Gov. John Kasich signed a two-year, $7.8 billion transportation budget into state law at the end of March.
Money from the bill will go to the Ohio Department of Transportation, Department of Public Safety, Public Works Commission and Development Services Agency. The 2018-19 budget will allocate $33 million a year to Ohio’s 61 public transit systems, $10 million more than current funding amounts.
Bowling Green City Council member Sandy Rowland serves on the council’s Planning, Zoning and Economic Development Committee as well as the Transportation and Safety Committee, and had mixed reviews of the bill.
“It is difficult for one to say the bill is good or bad for numerous reasons,” Rowland said. “Why were some of the changes that have been made even addressed?”
According to a Lima News article, this legislation will retain the wholesale level motor fuel tax with an exemption for compressed natural gas. The bill will also make it permissible for unattended vehicles to remain on if locked or located on residential property, allow for transaction fees to increase a maximum of $5.25, allow county commissioners to levy a $5 motor vehicle license fee to assist with transportation costs and permit watercraft operators to keep track of skiers using a mirror.
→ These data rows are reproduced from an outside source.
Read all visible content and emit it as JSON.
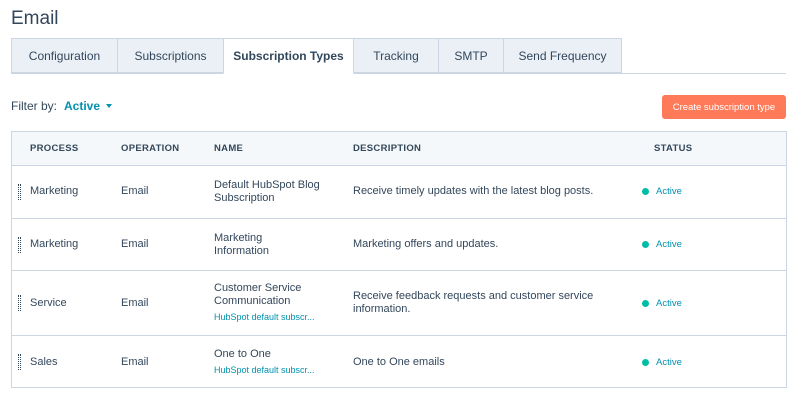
{
  "page_title": "Email",
  "tabs": [
    {
      "label": "Configuration",
      "active": false
    },
    {
      "label": "Subscriptions",
      "active": false
    },
    {
      "label": "Subscription Types",
      "active": true
    },
    {
      "label": "Tracking",
      "active": false
    },
    {
      "label": "SMTP",
      "active": false
    },
    {
      "label": "Send Frequency",
      "active": false
    }
  ],
  "filter": {
    "label": "Filter by:",
    "value": "Active"
  },
  "create_button_label": "Create subscription type",
  "table": {
    "columns": [
      "PROCESS",
      "OPERATION",
      "NAME",
      "DESCRIPTION",
      "STATUS"
    ],
    "rows": [
      {
        "process": "Marketing",
        "operation": "Email",
        "name_line1": "Default HubSpot Blog",
        "name_line2": "Subscription",
        "sublink": "",
        "description_line1": "Receive timely updates with the latest blog posts.",
        "description_line2": "",
        "status": "Active"
      },
      {
        "process": "Marketing",
        "operation": "Email",
        "name_line1": "Marketing",
        "name_line2": "Information",
        "sublink": "",
        "description_line1": "Marketing offers and updates.",
        "description_line2": "",
        "status": "Active"
      },
      {
        "process": "Service",
        "operation": "Email",
        "name_line1": "Customer Service",
        "name_line2": "Communication",
        "sublink": "HubSpot default subscr...",
        "description_line1": "Receive feedback requests and customer service",
        "description_line2": "information.",
        "status": "Active"
      },
      {
        "process": "Sales",
        "operation": "Email",
        "name_line1": "One to One",
        "name_line2": "",
        "sublink": "HubSpot default subscr...",
        "description_line1": "One to One emails",
        "description_line2": "",
        "status": "Active"
      }
    ]
  },
  "colors": {
    "accent": "#0091ae",
    "button": "#ff7a59",
    "status_dot": "#00bda5",
    "text": "#33475b",
    "border": "#cbd6e2"
  },
  "icons": {
    "handle": "drag-handle-icon",
    "caret": "caret-down-icon",
    "status": "status-dot-icon"
  }
}
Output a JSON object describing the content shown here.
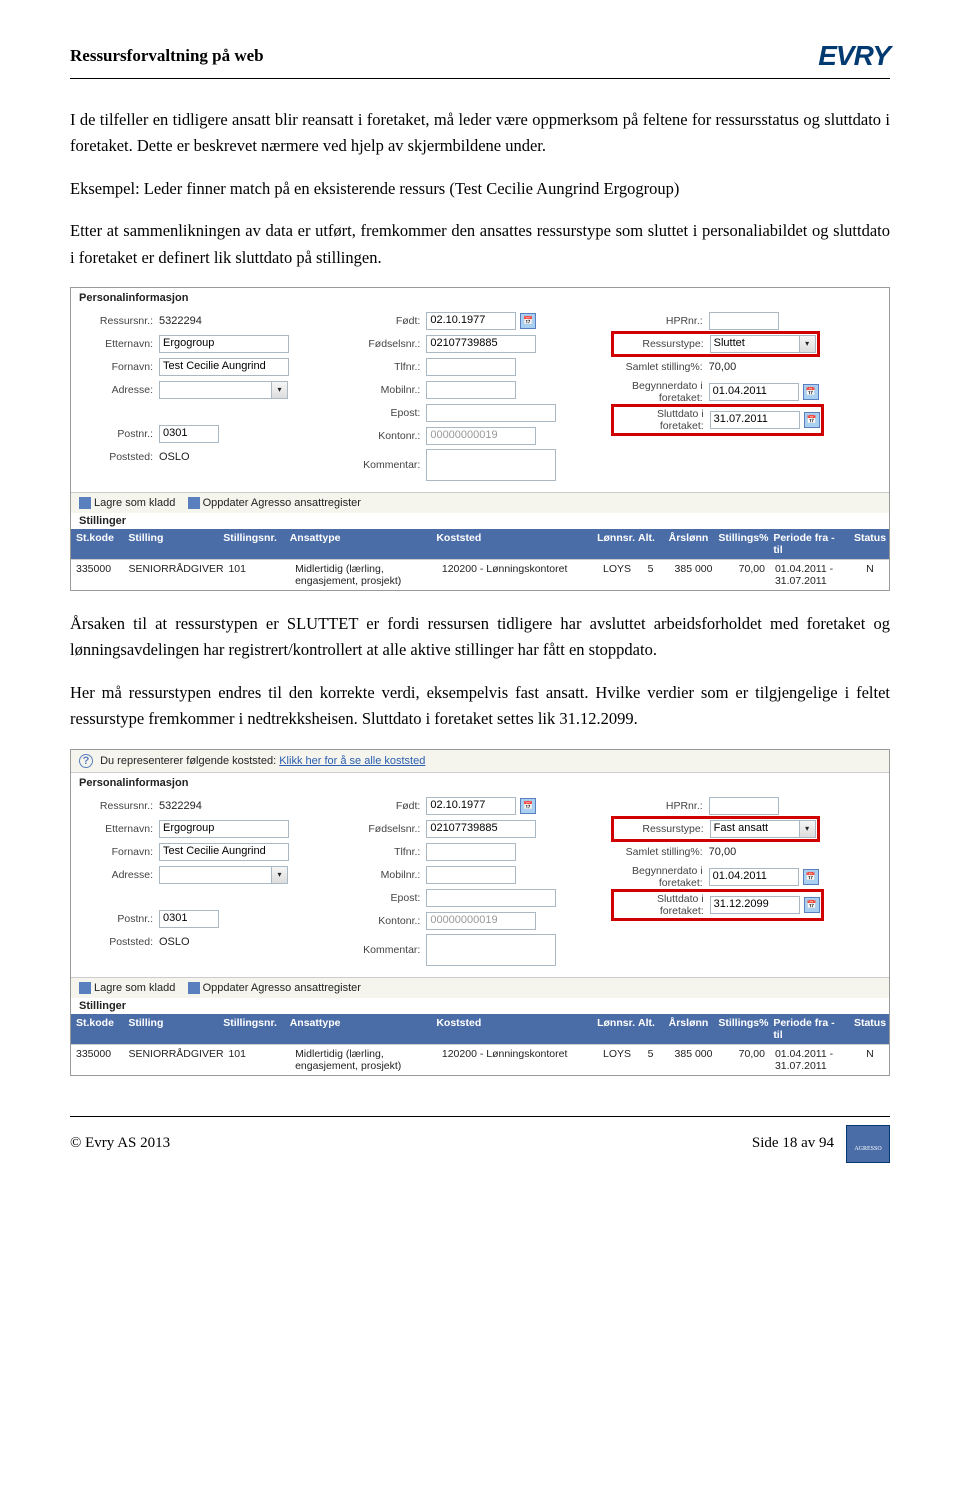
{
  "header": {
    "title": "Ressursforvaltning på web",
    "logo_text": "EVRY"
  },
  "body": {
    "p1": "I de tilfeller en tidligere ansatt blir reansatt i foretaket, må leder være oppmerksom på feltene for ressursstatus og sluttdato i foretaket. Dette er beskrevet nærmere ved hjelp av skjermbildene under.",
    "p2": "Eksempel: Leder finner match på en eksisterende ressurs (Test Cecilie Aungrind Ergogroup)",
    "p3": "Etter at sammenlikningen av data er utført, fremkommer den ansattes ressurstype som sluttet i personaliabildet og sluttdato i foretaket er definert lik sluttdato på stillingen.",
    "p4": "Årsaken til at ressurstypen er SLUTTET er fordi ressursen tidligere har avsluttet arbeidsforholdet med foretaket og lønningsavdelingen har registrert/kontrollert at alle aktive stillinger har fått en stoppdato.",
    "p5": "Her må ressurstypen endres til den korrekte verdi, eksempelvis fast ansatt. Hvilke verdier som er tilgjengelige i feltet ressurstype fremkommer i nedtrekksheisen. Sluttdato i foretaket settes lik 31.12.2099."
  },
  "form_labels": {
    "personal_info": "Personalinformasjon",
    "ressursnr": "Ressursnr.:",
    "etternavn": "Etternavn:",
    "fornavn": "Fornavn:",
    "adresse": "Adresse:",
    "postnr": "Postnr.:",
    "poststed": "Poststed:",
    "fodt": "Født:",
    "fodselsnr": "Fødselsnr.:",
    "tlfnr": "Tlfnr.:",
    "mobilnr": "Mobilnr.:",
    "epost": "Epost:",
    "kontonr": "Kontonr.:",
    "kommentar": "Kommentar:",
    "hprnr": "HPRnr.:",
    "ressurstype": "Ressurstype:",
    "samlet_stilling": "Samlet stilling%:",
    "begynnerdato": "Begynnerdato i foretaket:",
    "sluttdato": "Sluttdato i foretaket:"
  },
  "form_values": {
    "ressursnr": "5322294",
    "etternavn": "Ergogroup",
    "fornavn": "Test Cecilie Aungrind",
    "postnr": "0301",
    "poststed": "OSLO",
    "fodt": "02.10.1977",
    "fodselsnr": "02107739885",
    "kontonr": "00000000019",
    "samlet_stilling": "70,00",
    "begynnerdato": "01.04.2011"
  },
  "form1": {
    "ressurstype": "Sluttet",
    "sluttdato": "31.07.2011"
  },
  "form2": {
    "info_bar_pre": "Du representerer følgende koststed:",
    "info_bar_link": "Klikk her for å se alle koststed",
    "ressurstype": "Fast ansatt",
    "sluttdato": "31.12.2099"
  },
  "actions": {
    "lagre": "Lagre som kladd",
    "oppdater": "Oppdater Agresso ansattregister"
  },
  "stillinger": {
    "title": "Stillinger",
    "hdr": {
      "stkode": "St.kode",
      "stilling": "Stilling",
      "stillingsnr": "Stillingsnr.",
      "ansattype": "Ansattype",
      "koststed": "Koststed",
      "lonnsr": "Lønnsr.",
      "alt": "Alt.",
      "arslonn": "Årslønn",
      "stillingspct": "Stillings%",
      "periode": "Periode fra - til",
      "status": "Status"
    },
    "row": {
      "stkode": "335000",
      "stilling": "SENIORRÅDGIVER",
      "stillingsnr": "101",
      "ansattype": "Midlertidig (lærling, engasjement, prosjekt)",
      "koststed": "120200 - Lønningskontoret",
      "lonnsr": "LOYS",
      "alt": "5",
      "arslonn": "385 000",
      "stillingspct": "70,00",
      "periode": "01.04.2011 - 31.07.2011",
      "status": "N"
    }
  },
  "footer": {
    "left": "© Evry AS 2013",
    "right": "Side 18 av 94",
    "badge": "AGRESSO"
  }
}
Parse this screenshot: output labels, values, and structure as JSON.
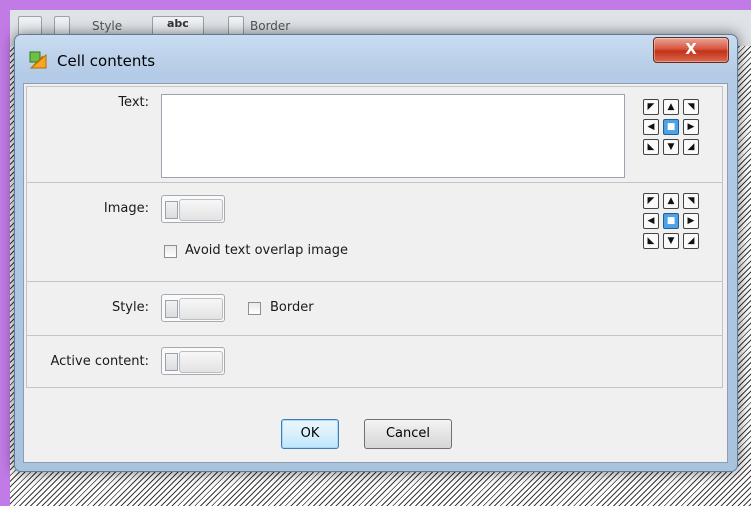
{
  "background": {
    "toolbar_fragments": [
      "Style",
      "abc",
      "Border"
    ]
  },
  "dialog": {
    "title": "Cell contents",
    "close_glyph": "X",
    "text_section": {
      "label": "Text:",
      "value": ""
    },
    "image_section": {
      "label": "Image:",
      "avoid_overlap_label": "Avoid text overlap image",
      "avoid_overlap_checked": false
    },
    "style_section": {
      "label": "Style:",
      "border_label": "Border",
      "border_checked": false
    },
    "active_section": {
      "label": "Active content:"
    },
    "alignment": {
      "glyphs": [
        "◤",
        "▲",
        "◥",
        "◀",
        "■",
        "▶",
        "◣",
        "▼",
        "◢"
      ],
      "selected": "center"
    },
    "buttons": {
      "ok": "OK",
      "cancel": "Cancel"
    }
  },
  "colors": {
    "highlight_frame": "#c27be6",
    "close_red": "#c2321a",
    "selected_align": "#4ea3e6"
  }
}
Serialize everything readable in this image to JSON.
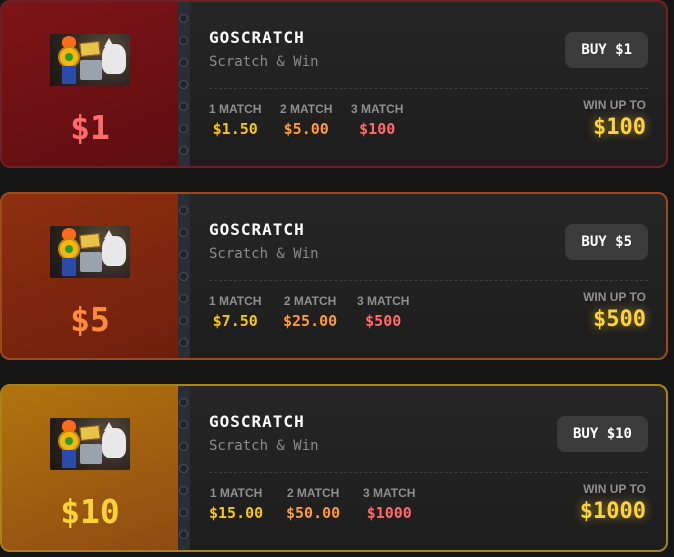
{
  "tickets": [
    {
      "price": "$1",
      "title": "GOSCRATCH",
      "subtitle": "Scratch & Win",
      "buy_label": "BUY $1",
      "matches": [
        {
          "label": "1 MATCH",
          "value": "$1.50"
        },
        {
          "label": "2 MATCH",
          "value": "$5.00"
        },
        {
          "label": "3 MATCH",
          "value": "$100"
        }
      ],
      "win_label": "WIN UP TO",
      "win_value": "$100"
    },
    {
      "price": "$5",
      "title": "GOSCRATCH",
      "subtitle": "Scratch & Win",
      "buy_label": "BUY $5",
      "matches": [
        {
          "label": "1 MATCH",
          "value": "$7.50"
        },
        {
          "label": "2 MATCH",
          "value": "$25.00"
        },
        {
          "label": "3 MATCH",
          "value": "$500"
        }
      ],
      "win_label": "WIN UP TO",
      "win_value": "$500"
    },
    {
      "price": "$10",
      "title": "GOSCRATCH",
      "subtitle": "Scratch & Win",
      "buy_label": "BUY $10",
      "matches": [
        {
          "label": "1 MATCH",
          "value": "$15.00"
        },
        {
          "label": "2 MATCH",
          "value": "$50.00"
        },
        {
          "label": "3 MATCH",
          "value": "$1000"
        }
      ],
      "win_label": "WIN UP TO",
      "win_value": "$1000"
    }
  ],
  "colors": {
    "match_1": "#f5c518",
    "match_2": "#ff9a3c",
    "match_3": "#ff6b6b",
    "win": "#ffd23a",
    "tier_1_accent": "#7d1418",
    "tier_5_accent": "#8e2f10",
    "tier_10_accent": "#b2740d"
  },
  "icons": [
    "ticket-artwork-image"
  ]
}
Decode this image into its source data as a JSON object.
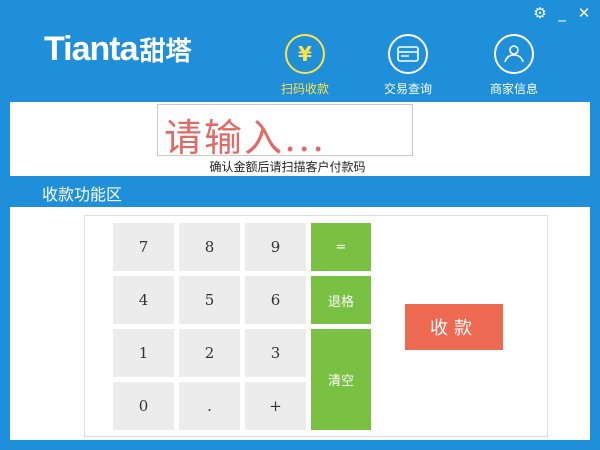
{
  "window": {
    "controls": {
      "settings": "⚙",
      "minimize": "_",
      "close": "✕"
    }
  },
  "brand": {
    "latin": "Tianta",
    "chinese": "甜塔"
  },
  "nav": [
    {
      "label": "扫码收款",
      "icon": "yen-icon",
      "glyph": "¥",
      "active": true
    },
    {
      "label": "交易查询",
      "icon": "card-icon",
      "active": false
    },
    {
      "label": "商家信息",
      "icon": "merchant-icon",
      "active": false
    }
  ],
  "amount": {
    "placeholder": "请输入...",
    "hint": "确认金额后请扫描客户付款码"
  },
  "section": {
    "title": "收款功能区"
  },
  "keypad": {
    "k7": "7",
    "k8": "8",
    "k9": "9",
    "equals": "=",
    "k4": "4",
    "k5": "5",
    "k6": "6",
    "backspace": "退格",
    "k1": "1",
    "k2": "2",
    "k3": "3",
    "clear": "清空",
    "k0": "0",
    "dot": ".",
    "plus": "+"
  },
  "pay_button": "收款",
  "colors": {
    "primary": "#1e8fd8",
    "active_nav": "#ffe14a",
    "accent_green": "#7ac043",
    "pay_red": "#ee6952",
    "input_text": "#e06a66"
  }
}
“For example, why include something such as a car can be left running if doors are locked and it is on its own property? This has absolutely nothing to do with transportation,” Rowland said. “It is obviously something some legislator was asked to do and it got slipped in something as important as the budget.”
Rowland added that generally speaking, bills such as this one typically have some good provisions and some bad.
“Our highways do need improved infrastructure. All states, not only Ohio have deteriorating and unsafe highway structures,” she said.
State Rep. Robert Mccolley said the bill “administers a substantial investment in Ohio’s infrastructure and local communities’ needs while defending the tax dollars of our citizens,” according to the Lima News article. Mccolley, who serves as chair of the Finance Subcommittee on Transportation and who was also one of the bill’s sponsors, added that the bill “provides innovative solutions for many of our state’s transportation and economic needs.”
State Rep. Ryan Smith said the spending “will create jobs and put Ohioans to work,” according to a Cleveland, OH article.